Hathaway D R, Adelstein R S, Klee C B
J Biol Chem. 1981 Aug 10;256(15):8183-9.
Myosin light chain kinase and a fraction of type II cAMP-dependent protein kinase have been partially purified from bovine brain by affinity chromatography on calmodulin-Sepharose. The myosin kinase was purified approximately 3700-fold and has an estimated molecular weight of 130,000 +/- 10,000 by sodium dodecyl sulfate gel electrophoresis. A fraction of soluble cAMP-dependent protein kinase also bound to calmodulin-Sepharose and was purified 2300-fold. A fraction of this cAMP-dependent protein kinase after purification by glycerol gradient centrifugation was shown to contain the two subunits of calcineurin, a major calmodulin-binding protein in brain, and the two subunits of type II cAMP-dependent protein kinase in a ratio of 1:1:2:2. Its sedimentation coefficient was 8.1 S and 9.0 S when centrifuged in the absence or presence of calmodulin, suggesting the formation of a complex between calmodulin and protein kinase. Our results suggest the possibility that calcineurin may be involved in the interaction between the protein kinase and calmodulin. Furthermore, our studies imply that the regulatory subunit of the cAMP-dependent protein kinase, but not the catalytic subunit, is the site of interaction with calmodulin since the catalytic subunit of protein kinase was partially resolved from the complex by cAMP.
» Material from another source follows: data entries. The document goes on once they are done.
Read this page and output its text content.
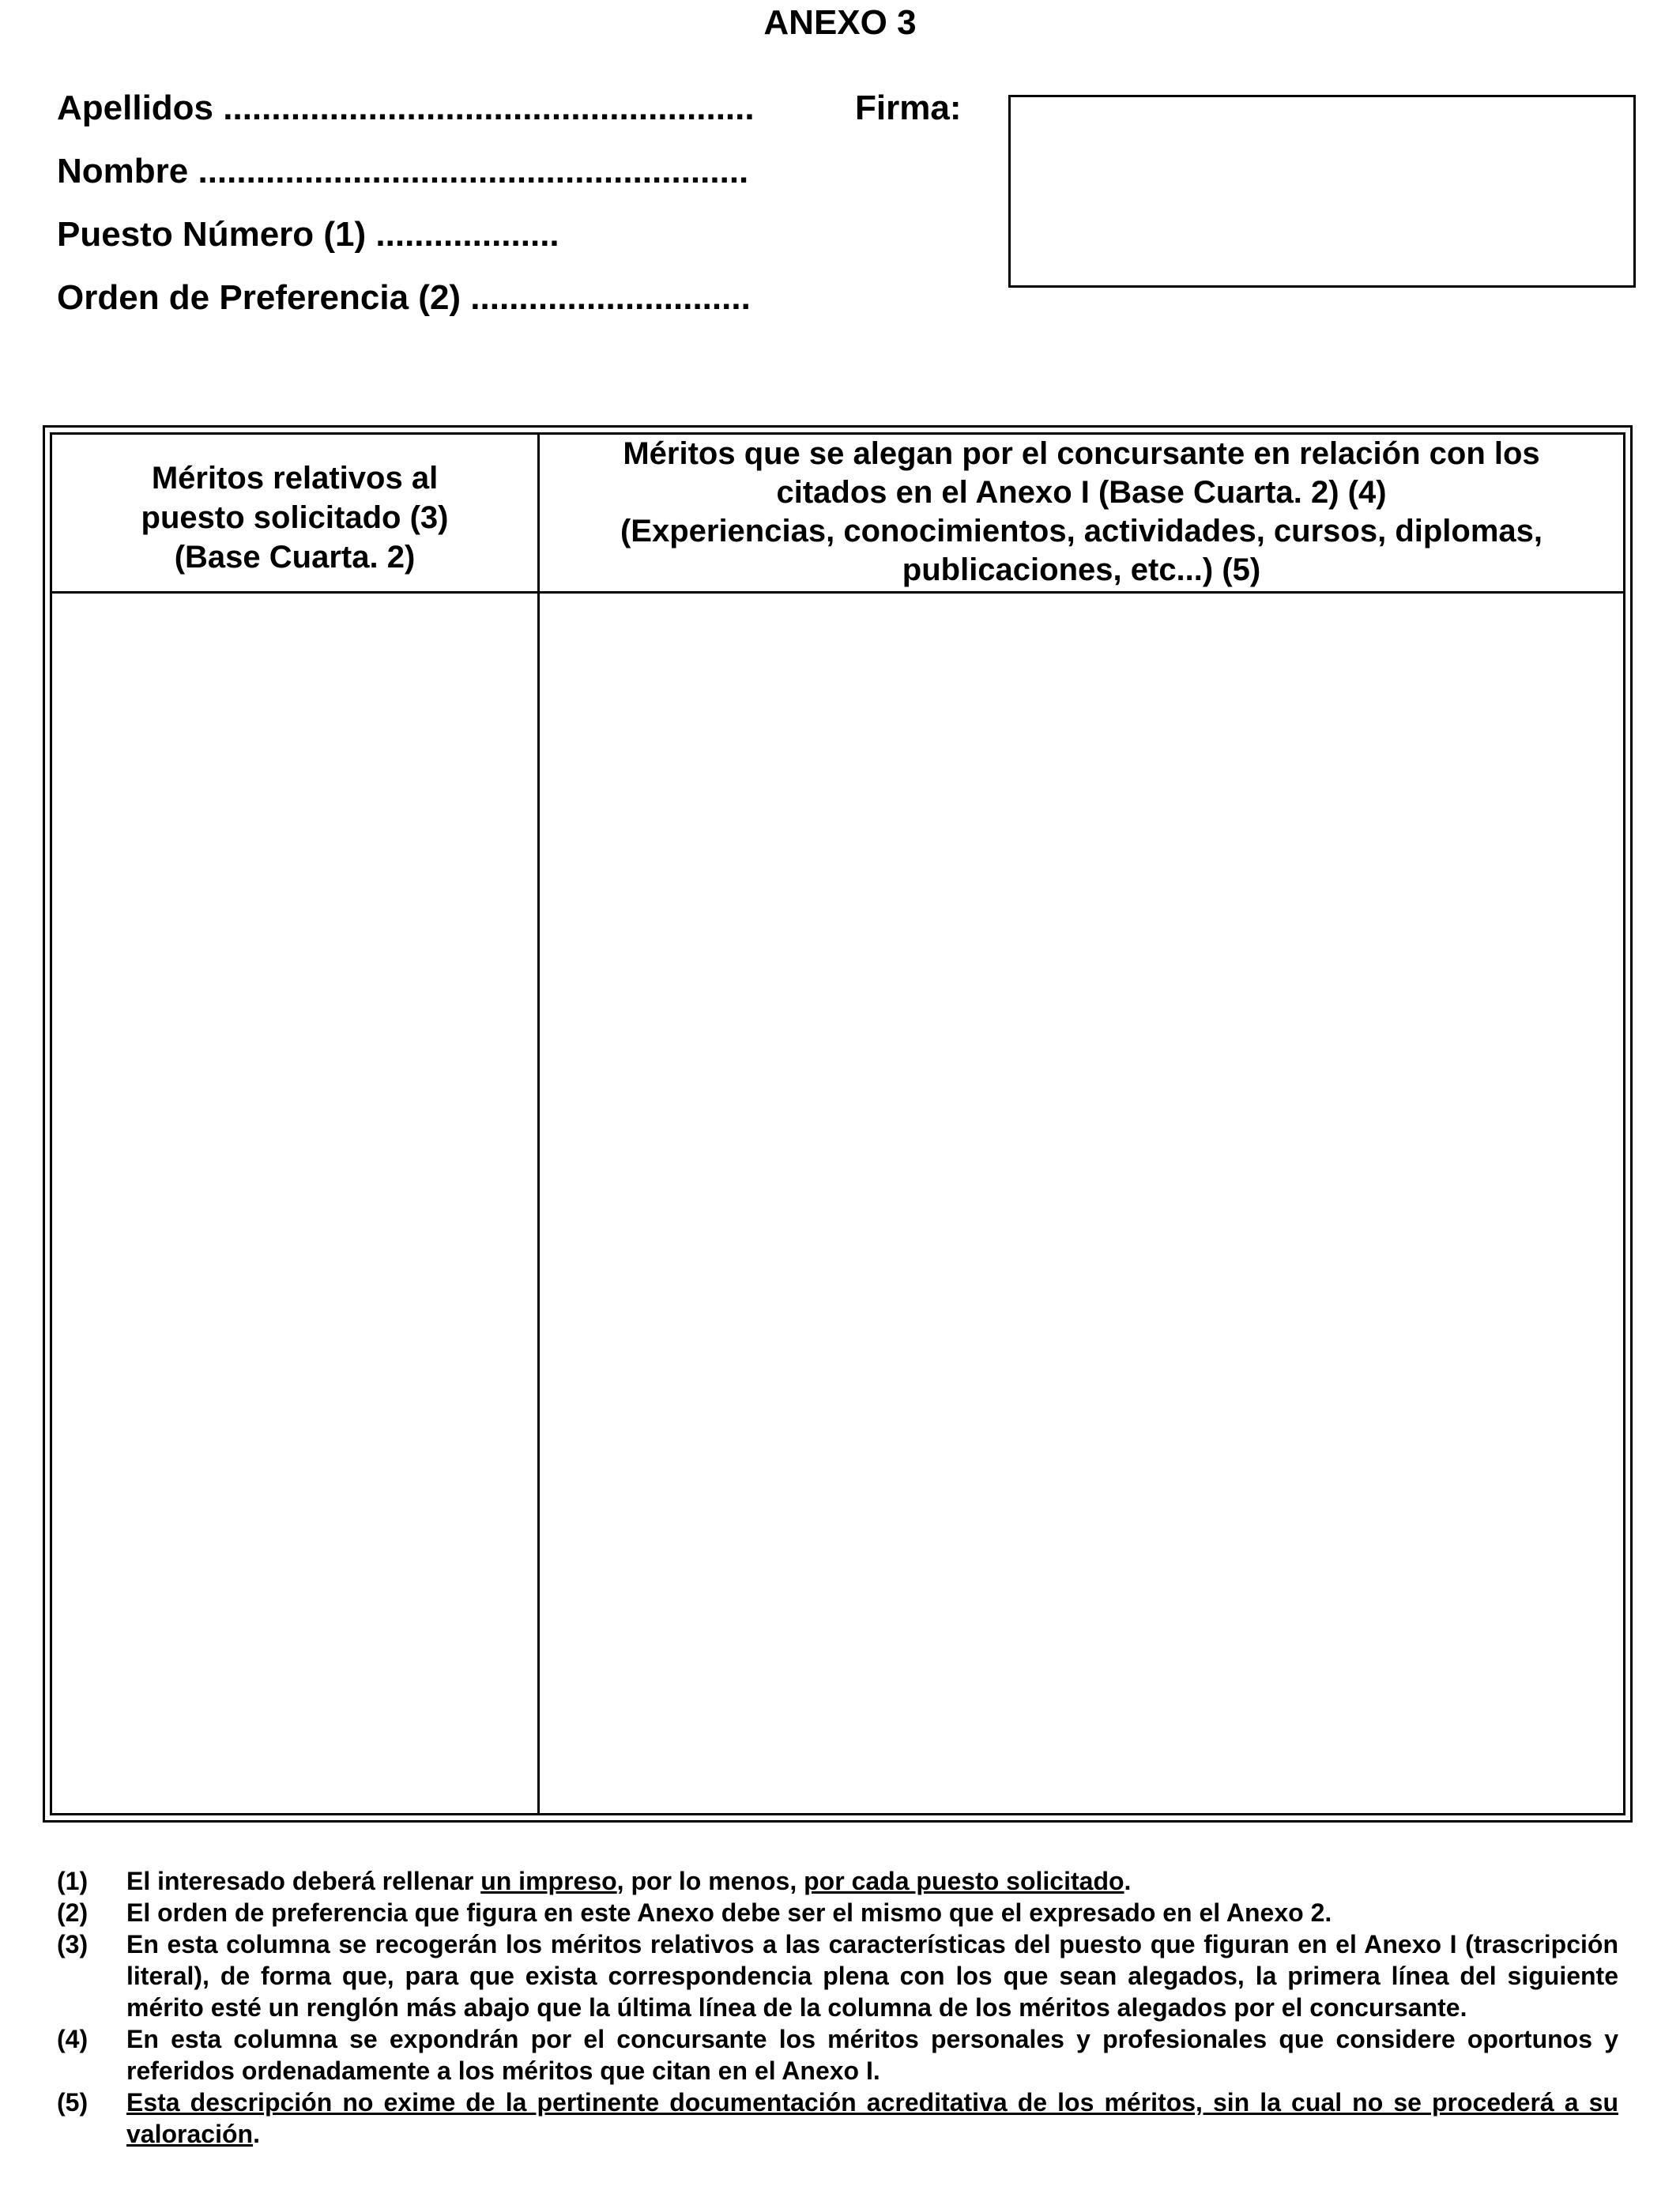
ANEXO 3
Apellidos .......................................................
Nombre .........................................................
Puesto Número (1) ...................
Orden de Preferencia (2) .............................
Firma:
Méritos relativos al
puesto solicitado (3)
(Base Cuarta. 2)
Méritos que se alegan por el concursante en relación con los
citados en el Anexo I (Base Cuarta. 2) (4)
(Experiencias, conocimientos, actividades, cursos, diplomas,
publicaciones, etc...) (5)
(1) El interesado deberá rellenar un impreso, por lo menos, por cada puesto solicitado.
(2) El orden de preferencia que figura en este Anexo debe ser el mismo que el expresado en el Anexo 2.
(3) En esta columna se recogerán los méritos relativos a las características del puesto que figuran en el Anexo I (trascripción literal), de forma que, para que exista correspondencia plena con los que sean alegados, la primera línea del siguiente mérito esté un renglón más abajo que la última línea de la columna de los méritos alegados por el concursante.
(4) En esta columna se expondrán por el concursante los méritos personales y profesionales que considere oportunos y referidos ordenadamente a los méritos que citan en el Anexo I.
(5) Esta descripción no exime de la pertinente documentación acreditativa de los méritos, sin la cual no se procederá a su valoración.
通过钙调蛋白-琼脂糖亲和层析法,已从牛脑中部分纯化了肌球蛋白轻链激酶和一部分II型环磷酸腺苷依赖性蛋白激酶。肌球蛋白激酶经纯化后约提高了3700倍,通过十二烷基硫酸钠凝胶电泳法估计其分子量为130,000±10,000。一部分可溶性环磷酸腺苷依赖性蛋白激酶也与钙调蛋白-琼脂糖结合,并被纯化了2300倍。经甘油梯度离心纯化后的这部分环磷酸腺苷依赖性蛋白激酶显示,其含有脑内主要的钙调蛋白结合蛋白钙调神经磷酸酶的两个亚基,以及II型环磷酸腺苷依赖性蛋白激酶的两个亚基,比例为1:1:2:2。在无钙调蛋白或有钙调蛋白存在的情况下进行离心时,其沉降系数分别为8.1 S和9.0 S,这表明钙调蛋白与蛋白激酶之间形成了复合物。我们的结果提示,钙调神经磷酸酶可能参与了蛋白激酶与钙调蛋白之间的相互作用。此外,我们的研究表明,环磷酸腺苷依赖性蛋白激酶的调节亚基而非催化亚基是与钙调蛋白相互作用的位点,因为蛋白激酶的催化亚基可通过环磷酸腺苷从复合物中部分解离出来。